In July, the lawns of the historic Old Mill Windmill on the outskirts of town will host Washington’s Tent, an immersive life-size replica of a Revolutionary War encampment, in partnership with the Museum of the American Revolution. On August 10, the Historical Association invites all who are interested to a Mishoon Harbor launch event at Children’s Beach, where Darius Coombs of the Mashpee Wampanoag Tribe will launch a traditionally hand-carved canoe.

Returning Events and Festivals

This summer marks the first time since the start of the pandemic that some of the island’s favorite events and festivals will make their glorious return. The first is the beloved Nantucket Food and Wine Festival from May 18 to 22, with the participation of personalities such as Argentine wine legends Susana Balbo and Laura Catena; Italy’s reigning sparkling wine king, Maurizio Zanella of Ca’ del Bosco in Franciacorta; iconic Boston chefs recognized by James-Beard Lydia Shire (Scampo) and Cassie Piuma (Sarma); Boston wine rising star Jack Zindler (Talulla); and more. If you are a foodie and/or oenophile, this festival is the place to be.

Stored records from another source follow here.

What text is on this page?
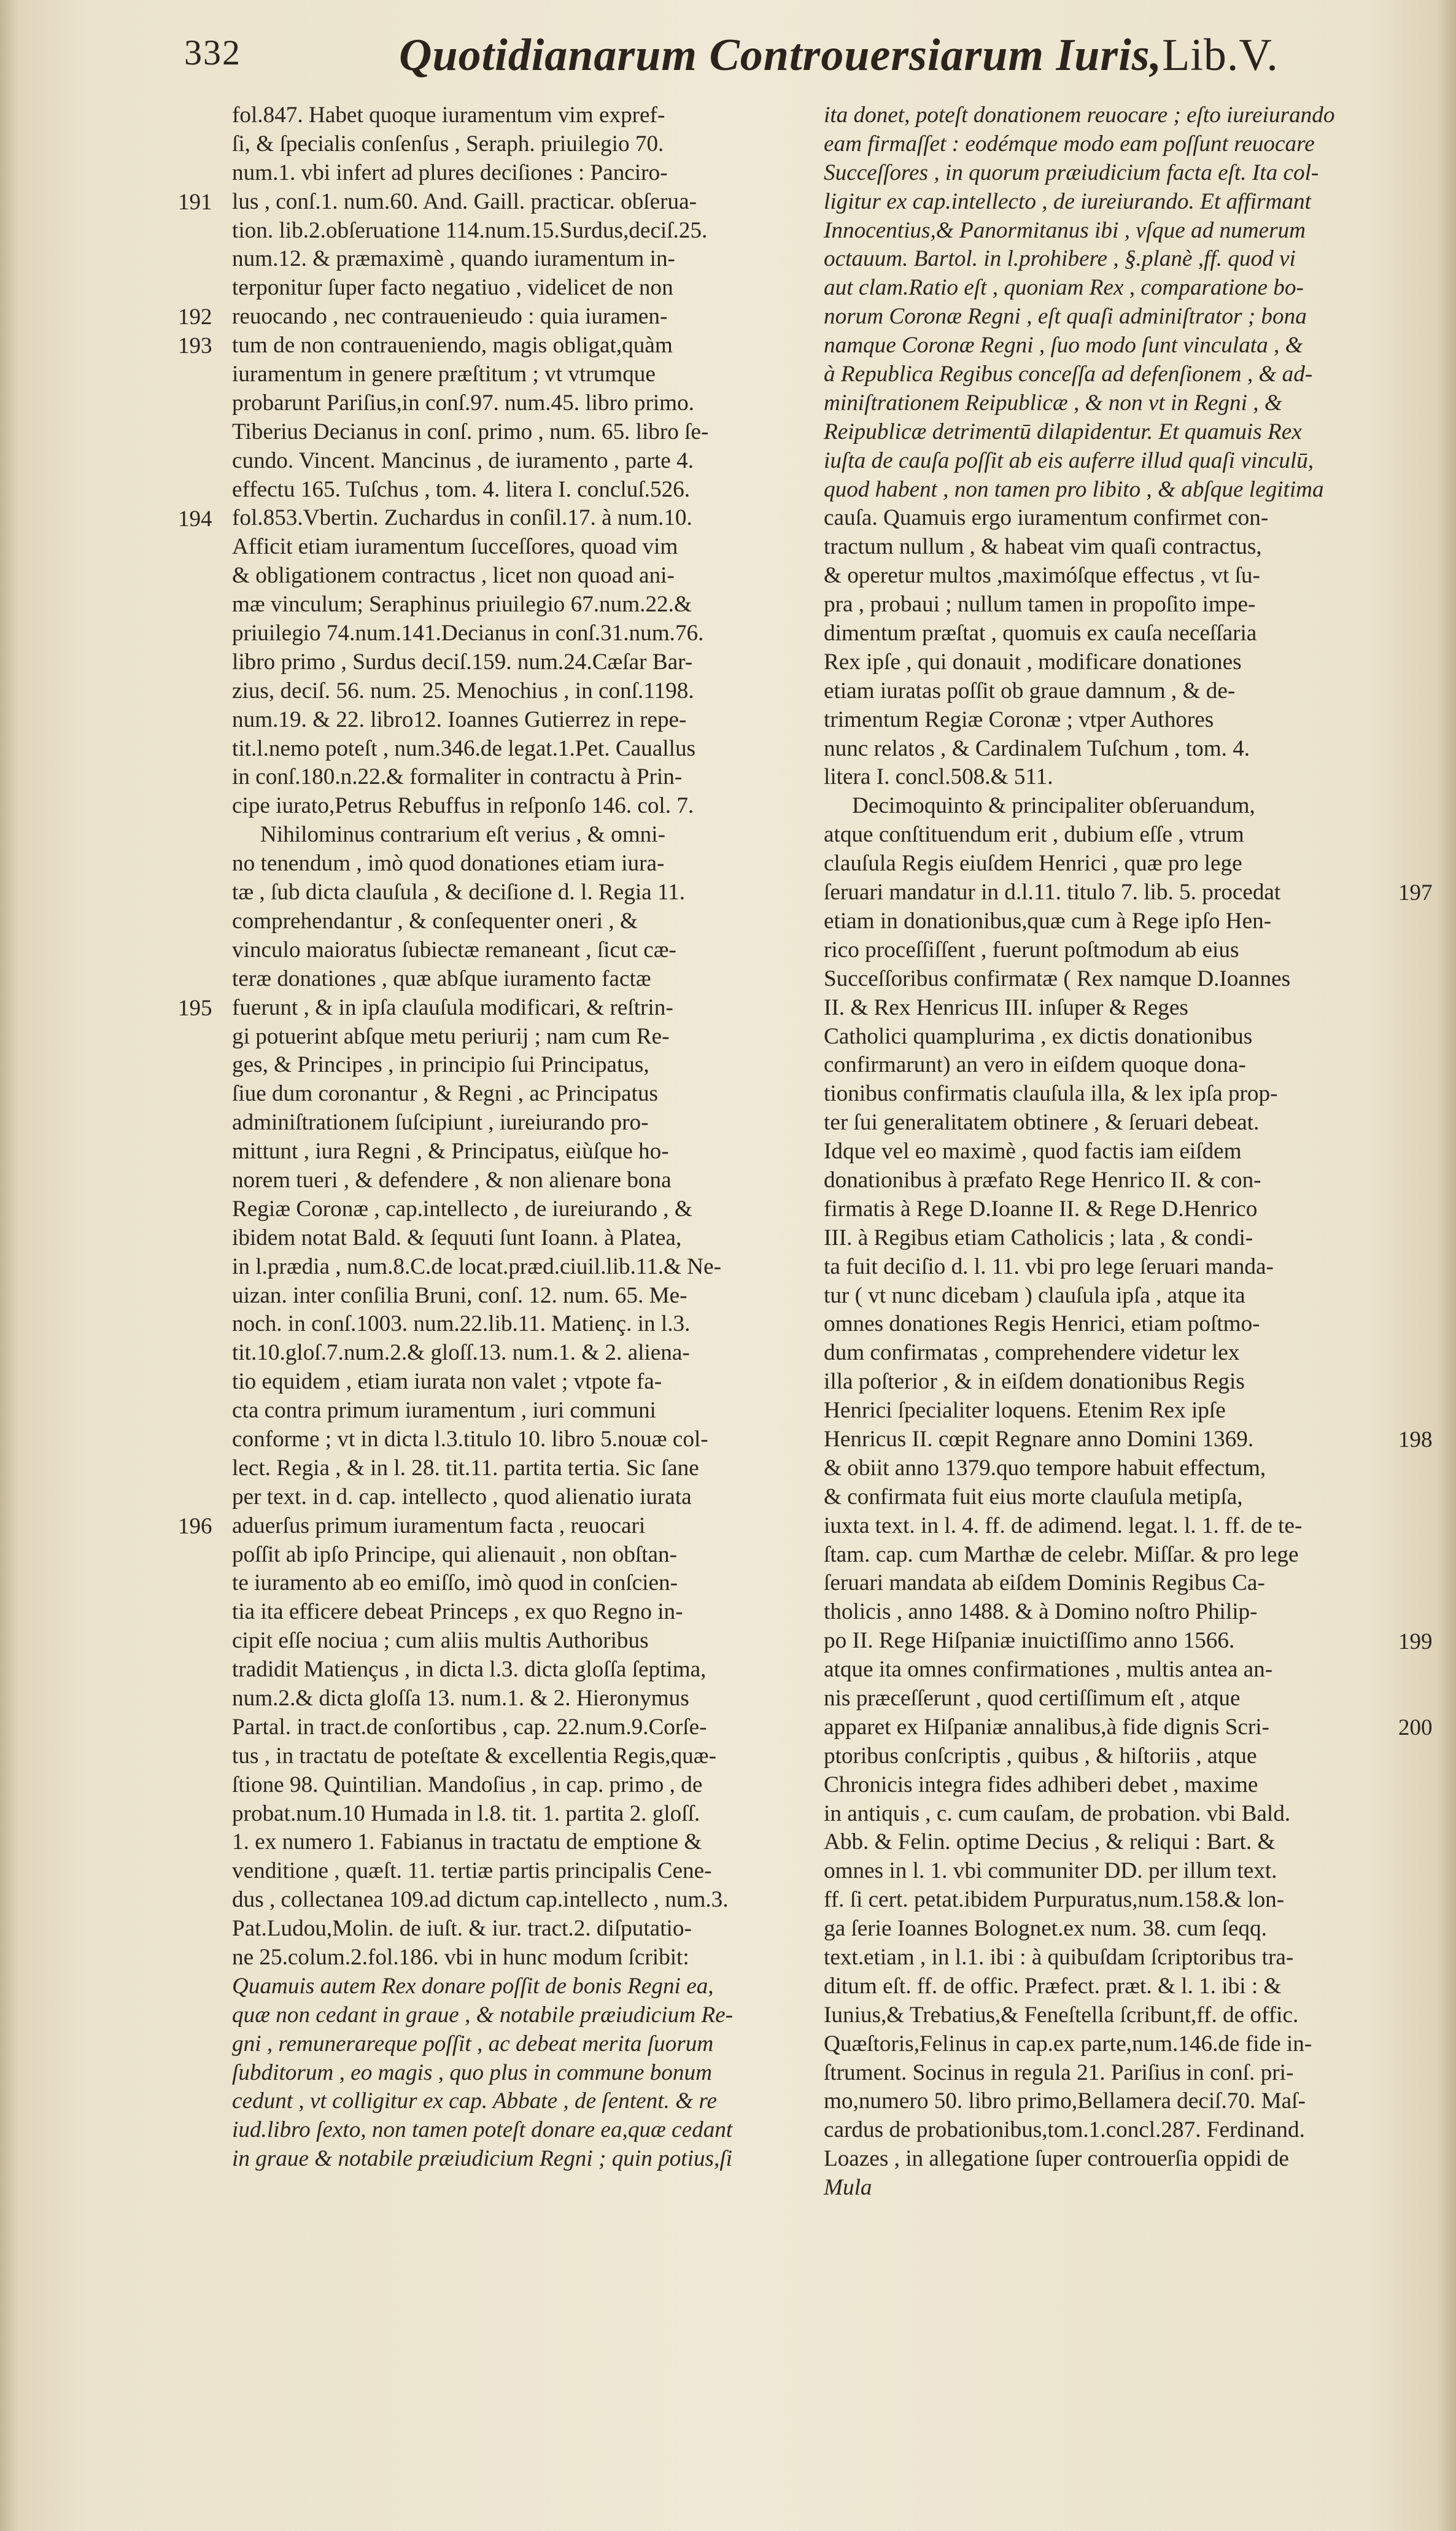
332	Quotidianarum Controuersiarum Iuris,Lib.V.
fol.847. Habet quoque iuramentum vim expref-
ſi, & ſpecialis conſenſus , Seraph. priuilegio 70.
num.1. vbi infert ad plures deciſiones : Panciro-
lus , conſ.1. num.60. And. Gaill. practicar. obſerua-
tion. lib.2.obſeruatione 114.num.15.Surdus,deciſ.25.
num.12. & præmaximè , quando iuramentum in-
terponitur ſuper facto negatiuo , videlicet de non
reuocando , nec contrauenieudo : quia iuramen-
tum de non contraueniendo, magis obligat,quàm
iuramentum in genere præſtitum ; vt vtrumque
probarunt Pariſius,in conſ.97. num.45. libro primo.
Tiberius Decianus in conſ. primo , num. 65. libro ſe-
cundo. Vincent. Mancinus , de iuramento , parte 4.
effectu 165. Tuſchus , tom. 4. litera I. concluſ.526.
fol.853.Vbertin. Zuchardus in conſil.17. à num.10.
Afficit etiam iuramentum ſucceſſores, quoad vim
& obligationem contractus , licet non quoad ani-
mæ vinculum; Seraphinus priuilegio 67.num.22.&
priuilegio 74.num.141.Decianus in conſ.31.num.76.
libro primo , Surdus deciſ.159. num.24.Cæſar Bar-
zius, deciſ. 56. num. 25. Menochius , in conſ.1198.
num.19. & 22. libro12. Ioannes Gutierrez in repe-
tit.l.nemo poteſt , num.346.de legat.1.Pet. Cauallus
in conſ.180.n.22.& formaliter in contractu à Prin-
cipe iurato,Petrus Rebuffus in reſponſo 146. col. 7.
Nihilominus contrarium eſt verius , & omni-
no tenendum , imò quod donationes etiam iura-
tæ , ſub dicta clauſula , & deciſione d. l. Regia 11.
comprehendantur , & conſequenter oneri , &
vinculo maioratus ſubiectæ remaneant , ſicut cæ-
teræ donationes , quæ abſque iuramento factæ
fuerunt , & in ipſa clauſula modificari, & reſtrin-
gi potuerint abſque metu periurij ; nam cum Re-
ges, & Principes , in principio ſui Principatus,
ſiue dum coronantur , & Regni , ac Principatus
adminiſtrationem ſuſcipiunt , iureiurando pro-
mittunt , iura Regni , & Principatus, eiùſque ho-
norem tueri , & defendere , & non alienare bona
Regiæ Coronæ , cap.intellecto , de iureiurando , &
ibidem notat Bald. & ſequuti ſunt Ioann. à Platea,
in l.prædia , num.8.C.de locat.præd.ciuil.lib.11.& Ne-
uizan. inter conſilia Bruni, conſ. 12. num. 65. Me-
noch. in conſ.1003. num.22.lib.11. Matienç. in l.3.
tit.10.gloſ.7.num.2.& gloſſ.13. num.1. & 2. aliena-
tio equidem , etiam iurata non valet ; vtpote fa-
cta contra primum iuramentum , iuri communi
conforme ; vt in dicta l.3.titulo 10. libro 5.nouæ col-
lect. Regia , & in l. 28. tit.11. partita tertia. Sic ſane
per text. in d. cap. intellecto , quod alienatio iurata
aduerſus primum iuramentum facta , reuocari
poſſit ab ipſo Principe, qui alienauit , non obſtan-
te iuramento ab eo emiſſo, imò quod in conſcien-
tia ita efficere debeat Princeps , ex quo Regno in-
cipit eſſe nociua ; cum aliis multis Authoribus
tradidit Matiençus , in dicta l.3. dicta gloſſa ſeptima,
num.2.& dicta gloſſa 13. num.1. & 2. Hieronymus
Partal. in tract.de conſortibus , cap. 22.num.9.Corſe-
tus , in tractatu de poteſtate & excellentia Regis,quæ-
ſtione 98. Quintilian. Mandoſius , in cap. primo , de
probat.num.10 Humada in l.8. tit. 1. partita 2. gloſſ.
1. ex numero 1. Fabianus in tractatu de emptione &
venditione , quæſt. 11. tertiæ partis principalis Cene-
dus , collectanea 109.ad dictum cap.intellecto , num.3.
Pat.Ludou,Molin. de iuſt. & iur. tract.2. diſputatio-
ne 25.colum.2.fol.186. vbi in hunc modum ſcribit:
Quamuis autem Rex donare poſſit de bonis Regni ea,
quæ non cedant in graue , & notabile præiudicium Re-
gni , remunerareque poſſit , ac debeat merita ſuorum
ſubditorum , eo magis , quo plus in commune bonum
cedunt , vt colligitur ex cap. Abbate , de ſentent. & re
iud.libro ſexto, non tamen poteſt donare ea,quæ cedant
in graue & notabile præiudicium Regni ; quin potius,ſi
ita donet, poteſt donationem reuocare ; eſto iureiurando
eam firmaſſet : eodémque modo eam poſſunt reuocare
Succeſſores , in quorum præiudicium facta eſt. Ita col-
ligitur ex cap.intellecto , de iureiurando. Et affirmant
Innocentius,& Panormitanus ibi , vſque ad numerum
octauum. Bartol. in l.prohibere , §.planè ,ff. quod vi
aut clam.Ratio eſt , quoniam Rex , comparatione bo-
norum Coronæ Regni , eſt quaſi adminiſtrator ; bona
namque Coronæ Regni , ſuo modo ſunt vinculata , &
à Republica Regibus conceſſa ad defenſionem , & ad-
miniſtrationem Reipublicæ , & non vt in Regni , &
Reipublicæ detrimentū dilapidentur. Et quamuis Rex
iuſta de cauſa poſſit ab eis auferre illud quaſi vinculū,
quod habent , non tamen pro libito , & abſque legitima
cauſa. Quamuis ergo iuramentum confirmet con-
tractum nullum , & habeat vim quaſi contractus,
& operetur multos ,maximóſque effectus , vt ſu-
pra , probaui ; nullum tamen in propoſito impe-
dimentum præſtat , quomuis ex cauſa neceſſaria
Rex ipſe , qui donauit , modificare donationes
etiam iuratas poſſit ob graue damnum , & de-
trimentum Regiæ Coronæ ; vtper Authores
nunc relatos , & Cardinalem Tuſchum , tom. 4.
litera I. concl.508.& 511.
Decimoquinto & principaliter obſeruandum,
atque conſtituendum erit , dubium eſſe , vtrum
clauſula Regis eiuſdem Henrici , quæ pro lege
ſeruari mandatur in d.l.11. titulo 7. lib. 5. procedat
etiam in donationibus,quæ cum à Rege ipſo Hen-
rico proceſſiſſent , fuerunt poſtmodum ab eius
Succeſſoribus confirmatæ ( Rex namque D.Ioannes
II. & Rex Henricus III. inſuper & Reges
Catholici quamplurima , ex dictis donationibus
confirmarunt) an vero in eiſdem quoque dona-
tionibus confirmatis clauſula illa, & lex ipſa prop-
ter ſui generalitatem obtinere , & ſeruari debeat.
Idque vel eo maximè , quod factis iam eiſdem
donationibus à præfato Rege Henrico II. & con-
firmatis à Rege D.Ioanne II. & Rege D.Henrico
III. à Regibus etiam Catholicis ; lata , & condi-
ta fuit deciſio d. l. 11. vbi pro lege ſeruari manda-
tur ( vt nunc dicebam ) clauſula ipſa , atque ita
omnes donationes Regis Henrici, etiam poſtmo-
dum confirmatas , comprehendere videtur lex
illa poſterior , & in eiſdem donationibus Regis
Henrici ſpecialiter loquens. Etenim Rex ipſe
Henricus II. cœpit Regnare anno Domini 1369.
& obiit anno 1379.quo tempore habuit effectum,
& confirmata fuit eius morte clauſula metipſa,
iuxta text. in l. 4. ff. de adimend. legat. l. 1. ff. de te-
ſtam. cap. cum Marthæ de celebr. Miſſar. & pro lege
ſeruari mandata ab eiſdem Dominis Regibus Ca-
tholicis , anno 1488. & à Domino noſtro Philip-
po II. Rege Hiſpaniæ inuictiſſimo anno 1566.
atque ita omnes confirmationes , multis antea an-
nis præceſſerunt , quod certiſſimum eſt , atque
apparet ex Hiſpaniæ annalibus,à fide dignis Scri-
ptoribus conſcriptis , quibus , & hiſtoriis , atque
Chronicis integra fides adhiberi debet , maxime
in antiquis , c. cum cauſam, de probation. vbi Bald.
Abb. & Felin. optime Decius , & reliqui : Bart. &
omnes in l. 1. vbi communiter DD. per illum text.
ff. ſi cert. petat.ibidem Purpuratus,num.158.& lon-
ga ſerie Ioannes Bolognet.ex num. 38. cum ſeqq.
text.etiam , in l.1. ibi : à quibuſdam ſcriptoribus tra-
ditum eſt. ff. de offic. Præfect. præt. & l. 1. ibi : &
Iunius,& Trebatius,& Feneſtella ſcribunt,ff. de offic.
Quæſtoris,Felinus in cap.ex parte,num.146.de fide in-
ſtrument. Socinus in regula 21. Pariſius in conſ. pri-
mo,numero 50. libro primo,Bellamera deciſ.70. Maſ-
cardus de probationibus,tom.1.concl.287. Ferdinand.
Loazes , in allegatione ſuper controuerſia oppidi de
Mula
191
192
193
194
195
196
197
198
199
200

If design and decoration are more your speed, check out Nantucket by design: This year’s events from August 3-6 include talks and panel discussions, cocktail parties, an auction, floral design talks, and special preview access to the Nantucket Summer Antiques Fair. And if you’re a bookworm interested in rubbing shoulders with the likes of crime novelist Louise Penny, National Book Award winner Tiya Miles, or actress Sharon Stone, check out the Nantucket Book Festival in June.

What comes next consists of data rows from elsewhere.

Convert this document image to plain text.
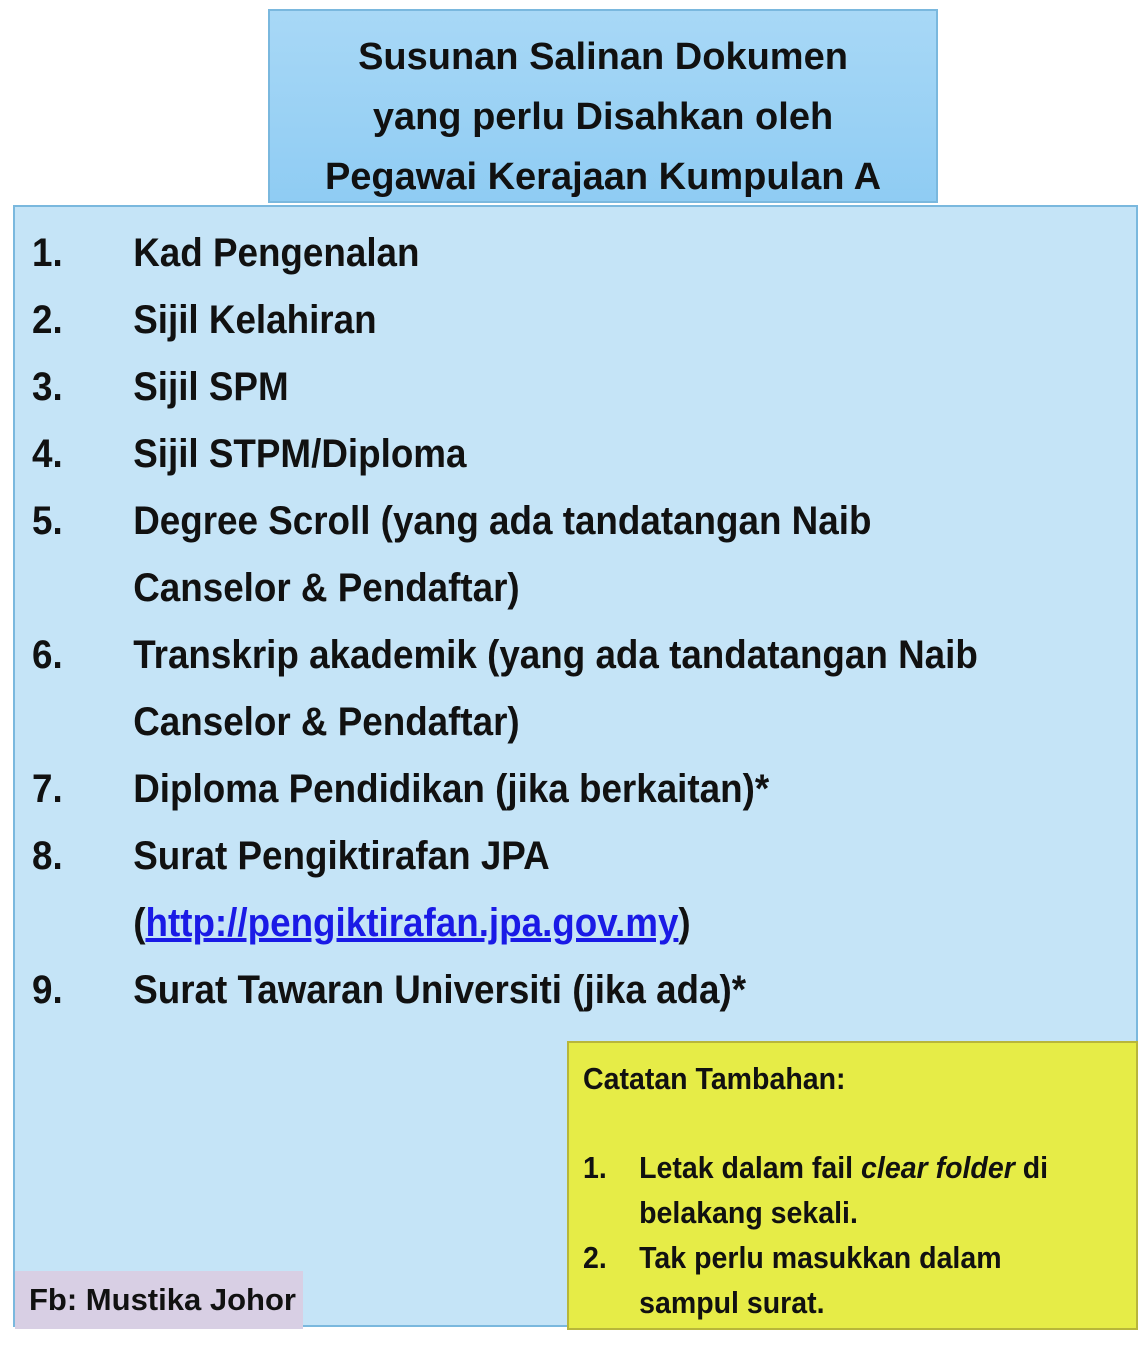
Susunan Salinan Dokumen
yang perlu Disahkan oleh
Pegawai Kerajaan Kumpulan A
1. Kad Pengenalan
2. Sijil Kelahiran
3. Sijil SPM
4. Sijil STPM/Diploma
5. Degree Scroll (yang ada tandatangan Naib
Canselor & Pendaftar)
6. Transkrip akademik (yang ada tandatangan Naib
Canselor & Pendaftar)
7. Diploma Pendidikan (jika berkaitan)*
8. Surat Pengiktirafan JPA
(http://pengiktirafan.jpa.gov.my)
9. Surat Tawaran Universiti (jika ada)*
Catatan Tambahan:
1. Letak dalam fail clear folder di
belakang sekali.
2. Tak perlu masukkan dalam
sampul surat.
Fb: Mustika Johor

The island tradition of outdoors (or outdoors) the painting will be full screen at Outdoor Festival from June 14 to 20. The festival encourages all painters to get outside and capture the natural beauty of the island. Admission is free and guests are encouraged to observe the performers from a respectful distance. all interested artists are invited to submit their work to a competition with a jury. This event, perhaps above all others, is a reminder that despite the traffic, despite the intrusive billionaires and private equity investors, and despite all the salty locals telling you otherwise, this island remains a haven for nature lovers, creative people, and anyone who comes here in search of quiet moments of serenity.